01 May 2024

Thoughts on presence bias

The Death Algorithm, Dark Enlightenment, and Capitalist Realism.

The first two mention presence bias.

Presence bias can be considered equivalent to the γ parameter, a decay on future reward, of reinforcement learning. It is a number in the range \([0, 1]\), where a value of \(0\) indicates that future reward has no value at all and \(1\) means that future reward is exactly as valuable as present reward.

The expected reward of action \(a\) in state \(s\) is γ times the expected maximum available reward in the expected state \(s'\) that results from taking action \(a\) in state \(s\). Formally:

\(E(s, a) = \gamma * max_{x \in \{States\}}(E(s(a), x))\)

Where \(E(s, a)\) is the expected reward of taking action \(a\) in state \(s\) and \(s(a)\) is the state resulting from taking action \(a\) in state \(s\). \(max_{x}(f(x))\) means to range across the domain of \(x\) in the function \(f\) and return the maximum value \(f\) can take. The expected value of a state \(s\) can be defined as the value accruing to a policy that always selects the action whose expected reward is the highest. Formally, this reads:

\(\pi^{\star}(s) = argmax_{a \in \{Actions\}}(E(s, a))\)

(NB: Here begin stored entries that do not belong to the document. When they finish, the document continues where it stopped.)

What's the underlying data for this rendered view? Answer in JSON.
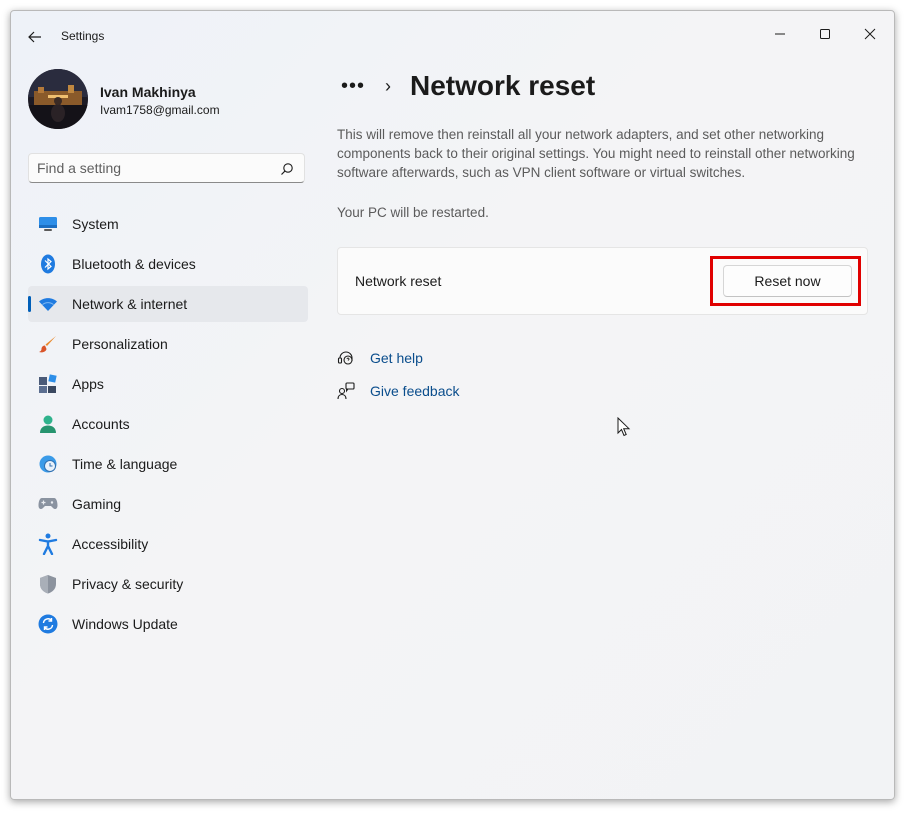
{
  "window": {
    "title": "Settings"
  },
  "profile": {
    "name": "Ivan Makhinya",
    "email": "Ivam1758@gmail.com"
  },
  "search": {
    "placeholder": "Find a setting"
  },
  "nav": {
    "items": [
      {
        "label": "System",
        "icon": "system-icon"
      },
      {
        "label": "Bluetooth & devices",
        "icon": "bluetooth-icon"
      },
      {
        "label": "Network & internet",
        "icon": "wifi-icon",
        "selected": true
      },
      {
        "label": "Personalization",
        "icon": "brush-icon"
      },
      {
        "label": "Apps",
        "icon": "apps-icon"
      },
      {
        "label": "Accounts",
        "icon": "person-icon"
      },
      {
        "label": "Time & language",
        "icon": "clock-globe-icon"
      },
      {
        "label": "Gaming",
        "icon": "gamepad-icon"
      },
      {
        "label": "Accessibility",
        "icon": "accessibility-icon"
      },
      {
        "label": "Privacy & security",
        "icon": "shield-icon"
      },
      {
        "label": "Windows Update",
        "icon": "update-icon"
      }
    ]
  },
  "main": {
    "breadcrumb_more": "•••",
    "breadcrumb_separator": "›",
    "title": "Network reset",
    "description": "This will remove then reinstall all your network adapters, and set other networking components back to their original settings. You might need to reinstall other networking software afterwards, such as VPN client software or virtual switches.",
    "restart_note": "Your PC will be restarted.",
    "card": {
      "label": "Network reset",
      "button": "Reset now"
    },
    "links": [
      {
        "label": "Get help",
        "icon": "help-icon"
      },
      {
        "label": "Give feedback",
        "icon": "feedback-icon"
      }
    ]
  },
  "colors": {
    "accent": "#005fb8",
    "highlight": "#e00000",
    "link": "#0a4d8c"
  }
}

Where \(\pi^{\star}(s)\) is the action taken by the optimal policy in state \(s\) and \(argmax_{a}(f(x))\) ranges \(a\) across its domain and returns the \(a\) for which \(f(a)\) is the largest. The optimal policy then takes the action each turn whose expected reward is the highest; since the policy is assumed to range over all possible states and have a perfect ability to predict the outcome of actions in each state, will this policy will necessarily accrue the highest possible reward? The answer depends on the value of the parameter γ, which governs the rate at which the importance of reward to the final decision depends on the reward from reaching that state: reward gained from states that take more actions to reach is decreased less than that of nearer states. A higher γ decreases the rate of this deterioration and causes the policy to consider value from more remote states. A lower γ causes the model to only seek reward in nearby states.

It is perfectly reasonable to understand this γ parameter as describing how present-biased the policy is, in the way Land and Simanowski understand it. Their prognosis is that our collective γ is too low and should be raised. I respond that the value of a high γ depends on the accuracy of \(s(a)\). If we cannot accurately predict the outcome of events, it is pointless to forecast too far: the error would become too great.

The first and last mention smartphone zombism.